Foreigners

No Experience Necessary

Do you need to know the name of Pakistan’s leader to be a good president?

“You’re not going to have time in January ‘09 to get ready for this job.”—Sen. Christopher Dodd, Democratic debate, Aug. 19, 2007

“If the position of president was a street, someone would have to hold Obama’s hand while he crossed it.”—Letter to the (Florida) Herald-Tribune

Democratic presidential hopeful Barack Obama

Like John Kerry’s flip-flops or John Edwards’ haircuts, the foreign-policy gaffes of Sen. Barack Obama have now become a staple source of presidential campaign humor—so much so that the candidate himself has been forced to come up with counterjokes in response. “To prepare for this debate I rode in the bumper cars at the state fair,”he told an Iowa audience on Sunday.

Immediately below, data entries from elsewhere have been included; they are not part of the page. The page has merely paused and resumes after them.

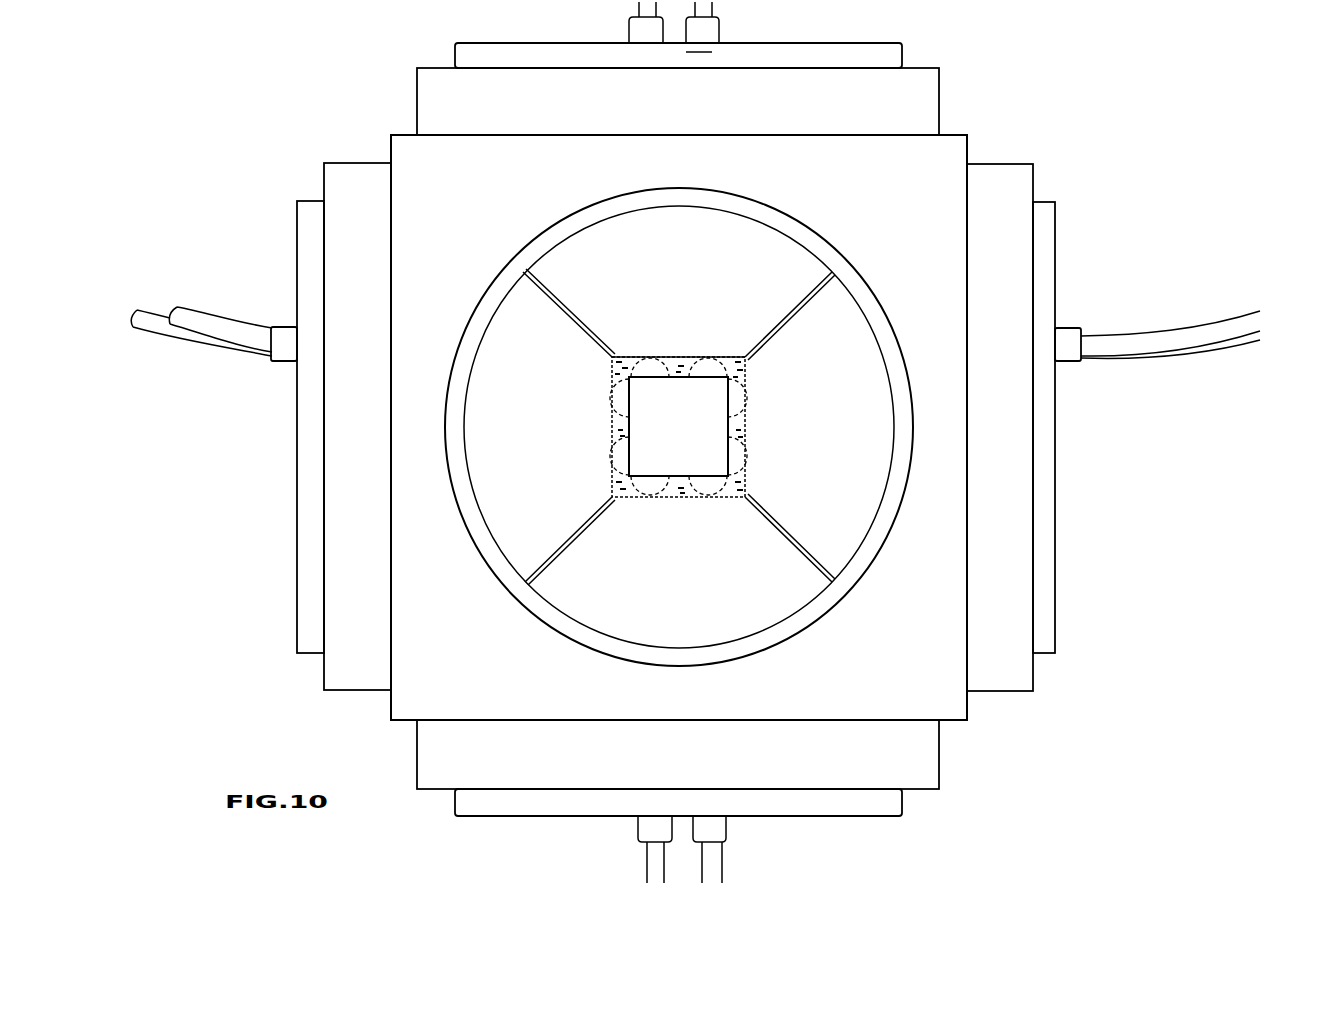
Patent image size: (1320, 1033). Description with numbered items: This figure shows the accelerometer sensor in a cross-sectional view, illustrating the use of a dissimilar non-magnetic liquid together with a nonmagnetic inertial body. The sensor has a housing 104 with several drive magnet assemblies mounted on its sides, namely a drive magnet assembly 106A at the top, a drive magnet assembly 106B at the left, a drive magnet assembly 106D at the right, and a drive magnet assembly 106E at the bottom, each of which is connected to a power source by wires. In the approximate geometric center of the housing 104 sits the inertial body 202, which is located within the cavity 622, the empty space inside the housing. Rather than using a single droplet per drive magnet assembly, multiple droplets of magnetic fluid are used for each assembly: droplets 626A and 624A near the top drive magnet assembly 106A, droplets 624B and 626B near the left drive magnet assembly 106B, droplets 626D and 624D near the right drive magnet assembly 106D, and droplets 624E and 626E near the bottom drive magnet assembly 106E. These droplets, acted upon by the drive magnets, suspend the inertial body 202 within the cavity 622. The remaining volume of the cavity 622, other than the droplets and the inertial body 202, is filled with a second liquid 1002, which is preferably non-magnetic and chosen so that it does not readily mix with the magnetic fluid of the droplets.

The housing 104 is at (948, 602).
The drive magnet assembly 106A is at (922, 100).
The drive magnet assembly 106B is at (345, 608).
The drive magnet assembly 106D is at (1022, 183).
The drive magnet assembly 106E is at (916, 750).
The inertial body 202 is at (712, 434).
The cavity 622 is at (678, 485).
The second liquid 1002 is at (675, 365).
The droplet 624A is at (710, 367).
The droplet 626A is at (650, 365).
The droplet 624B is at (619, 392).
The droplet 626B is at (617, 455).
The droplet 624D is at (737, 460).
The droplet 626D is at (738, 400).
The droplet 624E is at (647, 487).
The droplet 626E is at (715, 487).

Yet given that his main Democratic rivals include a one-term senator and another senator whose career, at least as an elected national official, is only four years longer than that of Obama himself, maybe we should pause before laughing. After all, the barb in the jokes comes from the assumption—usually unquestioned—that there really is some specific, specialized, inside knowledge of foreign countries that some candidates have and some don’t that will one day prove essential to his or her presidency. Is that really true? Or—to put it in late-night talk-show language—do you really have to know the name of the Pakistani leader in order to be a good president of the United States?

Clearly you don’t have to know very much of anything about foreign countries in order to become president, this not being a criterion that matters much to most U.S. voters. Famously, candidate George W. Bush not only couldn’t identify the Pakistani president(and thought Greeks were called “Grecians”), he’d hardly traveled abroad. Candidate Bill Clinton had traveled abroad and knew the names of lots of international politicians, but he had never been required to use them, the governorship of Arkansas not being a job that involves much interaction with foreign heads of state. By contrast, the elder George Bush had plenty of foreign-policy experience—CIA boss, ambassador to China—none of which helped him get re-elected in 1992.

As for foreign-policy decisions once in office, it’s far from obvious that any specific kind of experience has ever helped anyone make good ones. Vice President Harry Truman first heard that there might be some difficulties arising in relations with our Soviet wartime allies in April 1945, when Franklin Roosevelt’s death made him president—yet within months he had launched the Cold War. On the other hand, Lyndon Johnson had held national office for years before becoming president, but he still couldn’t cope with Vietnam.

In fact, there may be some sorts of experience that are actually detrimental to a potential president. I worry a lot, for example, about Hillary Clinton’s much-vaunted travels as first lady: She came, she made carefully prepared speeches, and she received polite applause. It won’t be like that if she’s president, and I hope she doesn’t think it will. Other presidential candidates have been governors of large states (or mayors of large cities), and as such have bragged that they conducted mini-foreign policies of their own. Still, the world looks quite different (and Mexico seems a lot more important) in Austin, Texas; Sacramento, Calif.; or Santa Fe, N.M.; than it does in the Oval Office, while the verbal bombast needed to win votes in New York City might not go down so well at the G-8 summit.

Other kinds of foreign connections could prove very useful indeed. Even aside from his specific beliefs, John McCain happens to be particularly good at speaking to (and arguing with) foreign audiences: A German foundation director recently complained to me that the U.S. presidential campaign was spoiling his trans-Atlantic conferences, since it meant McCain couldn’t come to them anymore. Meanwhile, Barack Obama, with his African relatives and Indonesian childhood, would start his presidency riding an enormous wave of international good will: He’s very, very different—younger, blacker, with a more complicated background—from our current president, a fact that would win him a lot of points in a lot of places, whether or not he knows the name of the Pakistani president (and whether or not he wants to bomb the Pakistani president’s country, as he recently seemed to imply).

In the end, most presidents do, in fact, learn on the job: Bill Clinton would probably never have predicted he’d contemplate bombing Belgrade, just as President George W. Bush had surely never devoted more than four minutes of thought to Afghanistan. It’s not easy to predict whose particular set of experiences will suit which particular crisis and which weaknesses will prove fatal. But we can certainly entertain ourselves, between now and November 2008, trying to guess.